Identifying the data structure including trends and groups/clusters in geochemical problems is essential to discuss the origin of sources and processes from the observed variability of data. A rapidly increasing number and high dimensionality of recent geochemical data require efficient and accurate methods for capturing the data structure. For example, the two databases of GEOROC and PetDB contain ~382,000 sets of data in total. Jenner and O’Neil [2012] provided analysis of 60 elements in 616 ocean floor basaltic glasses. The structure including trends and groups of these data cannot be identified by graphical methods (e.g., Harker diagrams and identifying trends/groups based on them). As will be demonstrated, even 2-dimensional data may be misinterpreted by graphical methods.

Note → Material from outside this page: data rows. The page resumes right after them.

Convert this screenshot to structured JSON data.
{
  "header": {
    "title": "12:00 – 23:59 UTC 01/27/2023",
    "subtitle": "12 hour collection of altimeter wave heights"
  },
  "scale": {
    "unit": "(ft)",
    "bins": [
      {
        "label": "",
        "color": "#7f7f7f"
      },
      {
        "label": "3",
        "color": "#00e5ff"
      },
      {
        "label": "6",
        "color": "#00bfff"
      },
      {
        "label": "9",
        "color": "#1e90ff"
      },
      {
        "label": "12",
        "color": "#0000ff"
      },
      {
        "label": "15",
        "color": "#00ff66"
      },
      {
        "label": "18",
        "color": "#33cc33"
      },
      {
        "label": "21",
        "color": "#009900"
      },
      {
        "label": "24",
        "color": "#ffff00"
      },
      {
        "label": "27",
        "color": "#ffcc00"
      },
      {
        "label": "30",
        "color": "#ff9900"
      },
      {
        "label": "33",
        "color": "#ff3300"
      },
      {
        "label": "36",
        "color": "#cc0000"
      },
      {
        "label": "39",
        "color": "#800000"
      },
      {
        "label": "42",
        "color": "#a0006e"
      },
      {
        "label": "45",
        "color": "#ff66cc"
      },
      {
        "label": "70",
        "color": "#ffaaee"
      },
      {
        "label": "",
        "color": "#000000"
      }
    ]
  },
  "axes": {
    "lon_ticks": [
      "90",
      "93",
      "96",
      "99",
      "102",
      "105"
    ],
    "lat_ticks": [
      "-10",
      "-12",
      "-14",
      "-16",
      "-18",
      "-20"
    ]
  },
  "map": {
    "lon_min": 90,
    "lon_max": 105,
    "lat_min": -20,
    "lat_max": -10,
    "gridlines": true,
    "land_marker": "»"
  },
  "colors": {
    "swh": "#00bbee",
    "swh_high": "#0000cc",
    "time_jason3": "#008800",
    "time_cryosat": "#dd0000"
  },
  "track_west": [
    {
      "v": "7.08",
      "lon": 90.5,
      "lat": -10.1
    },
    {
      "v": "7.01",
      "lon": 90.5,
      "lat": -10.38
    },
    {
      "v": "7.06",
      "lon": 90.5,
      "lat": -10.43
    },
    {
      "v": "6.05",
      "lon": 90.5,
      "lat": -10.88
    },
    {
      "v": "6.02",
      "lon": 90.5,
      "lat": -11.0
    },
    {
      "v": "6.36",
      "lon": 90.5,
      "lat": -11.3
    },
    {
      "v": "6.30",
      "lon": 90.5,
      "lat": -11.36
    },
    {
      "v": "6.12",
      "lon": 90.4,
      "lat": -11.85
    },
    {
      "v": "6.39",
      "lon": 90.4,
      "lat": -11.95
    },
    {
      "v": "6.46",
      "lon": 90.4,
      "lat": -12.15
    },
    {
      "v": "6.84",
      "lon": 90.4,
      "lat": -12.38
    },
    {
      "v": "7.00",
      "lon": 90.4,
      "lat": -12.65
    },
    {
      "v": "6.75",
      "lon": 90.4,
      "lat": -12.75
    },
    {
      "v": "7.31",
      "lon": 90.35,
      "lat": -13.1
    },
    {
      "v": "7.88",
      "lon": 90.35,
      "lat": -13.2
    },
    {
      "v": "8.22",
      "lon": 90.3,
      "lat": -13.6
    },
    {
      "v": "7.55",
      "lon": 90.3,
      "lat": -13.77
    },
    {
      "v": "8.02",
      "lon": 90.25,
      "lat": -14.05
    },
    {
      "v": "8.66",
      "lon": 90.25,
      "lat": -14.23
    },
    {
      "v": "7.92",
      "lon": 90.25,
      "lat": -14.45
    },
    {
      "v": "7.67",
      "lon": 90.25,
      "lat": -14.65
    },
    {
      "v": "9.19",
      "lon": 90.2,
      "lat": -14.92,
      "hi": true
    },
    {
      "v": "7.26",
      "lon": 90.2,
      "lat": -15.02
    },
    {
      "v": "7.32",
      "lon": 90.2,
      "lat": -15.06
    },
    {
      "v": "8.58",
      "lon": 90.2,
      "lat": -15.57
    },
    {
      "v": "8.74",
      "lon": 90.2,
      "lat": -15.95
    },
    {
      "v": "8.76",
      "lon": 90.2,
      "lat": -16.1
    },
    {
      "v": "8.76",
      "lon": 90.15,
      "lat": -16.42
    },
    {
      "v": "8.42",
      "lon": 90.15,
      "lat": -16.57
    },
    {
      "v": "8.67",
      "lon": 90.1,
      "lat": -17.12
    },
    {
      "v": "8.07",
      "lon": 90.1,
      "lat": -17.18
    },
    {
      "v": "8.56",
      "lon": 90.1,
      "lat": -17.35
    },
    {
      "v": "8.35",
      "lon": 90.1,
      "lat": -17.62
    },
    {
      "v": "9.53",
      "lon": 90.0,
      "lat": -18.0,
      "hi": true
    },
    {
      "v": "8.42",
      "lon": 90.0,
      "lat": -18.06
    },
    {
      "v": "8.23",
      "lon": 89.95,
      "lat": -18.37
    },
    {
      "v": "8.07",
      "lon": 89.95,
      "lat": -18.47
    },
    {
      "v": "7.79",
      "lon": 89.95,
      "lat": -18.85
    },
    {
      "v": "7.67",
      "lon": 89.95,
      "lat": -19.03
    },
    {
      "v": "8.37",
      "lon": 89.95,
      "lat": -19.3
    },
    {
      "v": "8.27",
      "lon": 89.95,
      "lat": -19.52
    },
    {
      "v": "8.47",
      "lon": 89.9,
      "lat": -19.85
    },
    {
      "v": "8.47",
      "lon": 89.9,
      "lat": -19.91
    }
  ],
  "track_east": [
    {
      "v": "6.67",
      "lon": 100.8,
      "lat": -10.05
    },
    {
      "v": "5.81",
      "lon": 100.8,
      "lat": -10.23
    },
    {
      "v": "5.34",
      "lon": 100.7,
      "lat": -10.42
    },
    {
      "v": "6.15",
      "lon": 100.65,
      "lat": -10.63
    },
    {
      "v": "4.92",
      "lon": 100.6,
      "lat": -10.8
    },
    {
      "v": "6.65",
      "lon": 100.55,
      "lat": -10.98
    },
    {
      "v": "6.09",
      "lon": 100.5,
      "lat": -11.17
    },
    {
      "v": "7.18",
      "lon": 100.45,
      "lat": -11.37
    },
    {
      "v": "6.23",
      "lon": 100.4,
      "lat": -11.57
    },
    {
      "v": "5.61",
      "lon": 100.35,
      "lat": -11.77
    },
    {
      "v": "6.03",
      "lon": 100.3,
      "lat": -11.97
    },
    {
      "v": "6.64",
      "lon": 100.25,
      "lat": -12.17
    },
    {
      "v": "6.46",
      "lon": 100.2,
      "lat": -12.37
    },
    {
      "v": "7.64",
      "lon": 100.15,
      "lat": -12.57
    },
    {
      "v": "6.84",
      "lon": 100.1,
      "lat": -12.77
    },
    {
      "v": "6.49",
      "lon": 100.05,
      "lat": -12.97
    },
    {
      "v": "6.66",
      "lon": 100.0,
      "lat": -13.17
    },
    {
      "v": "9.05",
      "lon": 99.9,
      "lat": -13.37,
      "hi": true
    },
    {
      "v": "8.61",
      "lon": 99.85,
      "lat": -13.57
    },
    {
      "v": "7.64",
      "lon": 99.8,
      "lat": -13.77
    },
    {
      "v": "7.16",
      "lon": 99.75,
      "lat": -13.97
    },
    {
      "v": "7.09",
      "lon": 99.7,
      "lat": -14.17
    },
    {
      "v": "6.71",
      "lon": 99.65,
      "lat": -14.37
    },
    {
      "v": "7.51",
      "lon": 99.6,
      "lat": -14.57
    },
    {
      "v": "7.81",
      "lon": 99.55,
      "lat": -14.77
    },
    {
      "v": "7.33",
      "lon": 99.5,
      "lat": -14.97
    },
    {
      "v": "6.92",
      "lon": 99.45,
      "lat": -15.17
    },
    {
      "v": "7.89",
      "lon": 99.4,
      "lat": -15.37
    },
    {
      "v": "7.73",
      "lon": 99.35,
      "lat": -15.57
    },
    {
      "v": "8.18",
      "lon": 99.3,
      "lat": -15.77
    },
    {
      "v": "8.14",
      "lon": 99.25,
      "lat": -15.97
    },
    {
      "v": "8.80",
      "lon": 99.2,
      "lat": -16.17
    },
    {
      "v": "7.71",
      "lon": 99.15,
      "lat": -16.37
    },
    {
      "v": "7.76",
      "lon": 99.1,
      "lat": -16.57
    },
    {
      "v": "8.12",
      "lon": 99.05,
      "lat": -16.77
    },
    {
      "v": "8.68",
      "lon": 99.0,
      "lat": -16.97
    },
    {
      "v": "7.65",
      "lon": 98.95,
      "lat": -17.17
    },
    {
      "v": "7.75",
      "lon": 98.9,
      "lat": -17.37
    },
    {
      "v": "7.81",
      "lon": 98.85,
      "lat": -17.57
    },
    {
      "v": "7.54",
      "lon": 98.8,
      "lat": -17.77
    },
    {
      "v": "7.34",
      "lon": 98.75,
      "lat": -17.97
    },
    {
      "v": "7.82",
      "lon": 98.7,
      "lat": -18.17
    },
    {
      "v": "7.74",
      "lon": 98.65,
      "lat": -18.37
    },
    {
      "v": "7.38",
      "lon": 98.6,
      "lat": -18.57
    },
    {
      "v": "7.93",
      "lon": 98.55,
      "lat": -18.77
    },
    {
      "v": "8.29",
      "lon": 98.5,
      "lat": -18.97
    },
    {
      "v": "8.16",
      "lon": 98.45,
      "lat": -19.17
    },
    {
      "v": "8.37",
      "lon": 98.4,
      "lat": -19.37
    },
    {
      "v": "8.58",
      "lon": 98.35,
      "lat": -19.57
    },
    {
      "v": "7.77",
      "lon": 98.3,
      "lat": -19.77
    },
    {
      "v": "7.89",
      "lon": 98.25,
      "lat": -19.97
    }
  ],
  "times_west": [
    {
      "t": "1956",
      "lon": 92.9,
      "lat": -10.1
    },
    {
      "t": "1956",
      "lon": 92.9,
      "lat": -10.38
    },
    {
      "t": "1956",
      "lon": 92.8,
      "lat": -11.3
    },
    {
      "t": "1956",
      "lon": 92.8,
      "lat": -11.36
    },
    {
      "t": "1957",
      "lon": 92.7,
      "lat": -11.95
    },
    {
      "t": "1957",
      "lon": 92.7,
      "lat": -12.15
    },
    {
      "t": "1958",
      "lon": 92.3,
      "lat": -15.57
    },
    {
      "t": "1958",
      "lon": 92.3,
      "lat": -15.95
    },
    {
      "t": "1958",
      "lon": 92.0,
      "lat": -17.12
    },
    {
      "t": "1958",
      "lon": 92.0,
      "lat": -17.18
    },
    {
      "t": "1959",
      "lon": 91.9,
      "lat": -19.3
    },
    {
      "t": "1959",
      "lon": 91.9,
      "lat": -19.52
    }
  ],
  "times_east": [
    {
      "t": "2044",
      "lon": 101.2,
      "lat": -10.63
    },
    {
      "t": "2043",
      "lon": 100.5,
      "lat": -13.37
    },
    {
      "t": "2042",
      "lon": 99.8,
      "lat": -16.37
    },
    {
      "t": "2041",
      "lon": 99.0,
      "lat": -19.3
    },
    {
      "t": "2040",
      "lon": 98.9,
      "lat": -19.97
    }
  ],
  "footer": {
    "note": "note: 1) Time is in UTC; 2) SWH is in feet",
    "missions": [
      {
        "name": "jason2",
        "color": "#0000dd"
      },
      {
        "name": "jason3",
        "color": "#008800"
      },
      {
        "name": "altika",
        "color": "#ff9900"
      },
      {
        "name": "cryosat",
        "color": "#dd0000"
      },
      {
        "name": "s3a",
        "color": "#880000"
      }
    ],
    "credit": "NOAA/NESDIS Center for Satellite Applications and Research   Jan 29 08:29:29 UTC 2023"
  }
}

Here we propose a new multivariate statistical method that combines three conventional but powerful methods to capture the true structure of multivariate data [Iwamori et al., 2017, doi:10.1002/2016gc006663]; they are k-means cluster analysis (KCA), principal component analysis (PCA), and independent component analysis (ICA). The reasons for selecting the three methods are (i) KCA and PCA are probably the most fundamental yet powerful tools for multivariate analyses; (ii) ICA is not as common as PCA but is a unique tool for identifying hidden independent structures; and (iii) the three methods are newly found to be closely related and can be integrated to analyze the data effectively. In this study, we first describe the relationship of these three methods to elucidate the entire data structure based mainly on synthetic data. We apply this to a natural data set of isotopic compositions of basalts for which ICA has been performed. On the basis of the results, an effective combination of the methods is clarified, for which we provide an Excel program “KCA” at both doi:10.1002/2016gc006663 and http://dsap.jamstec.go.jp/ to allow readers to test and apply the program to individual problems.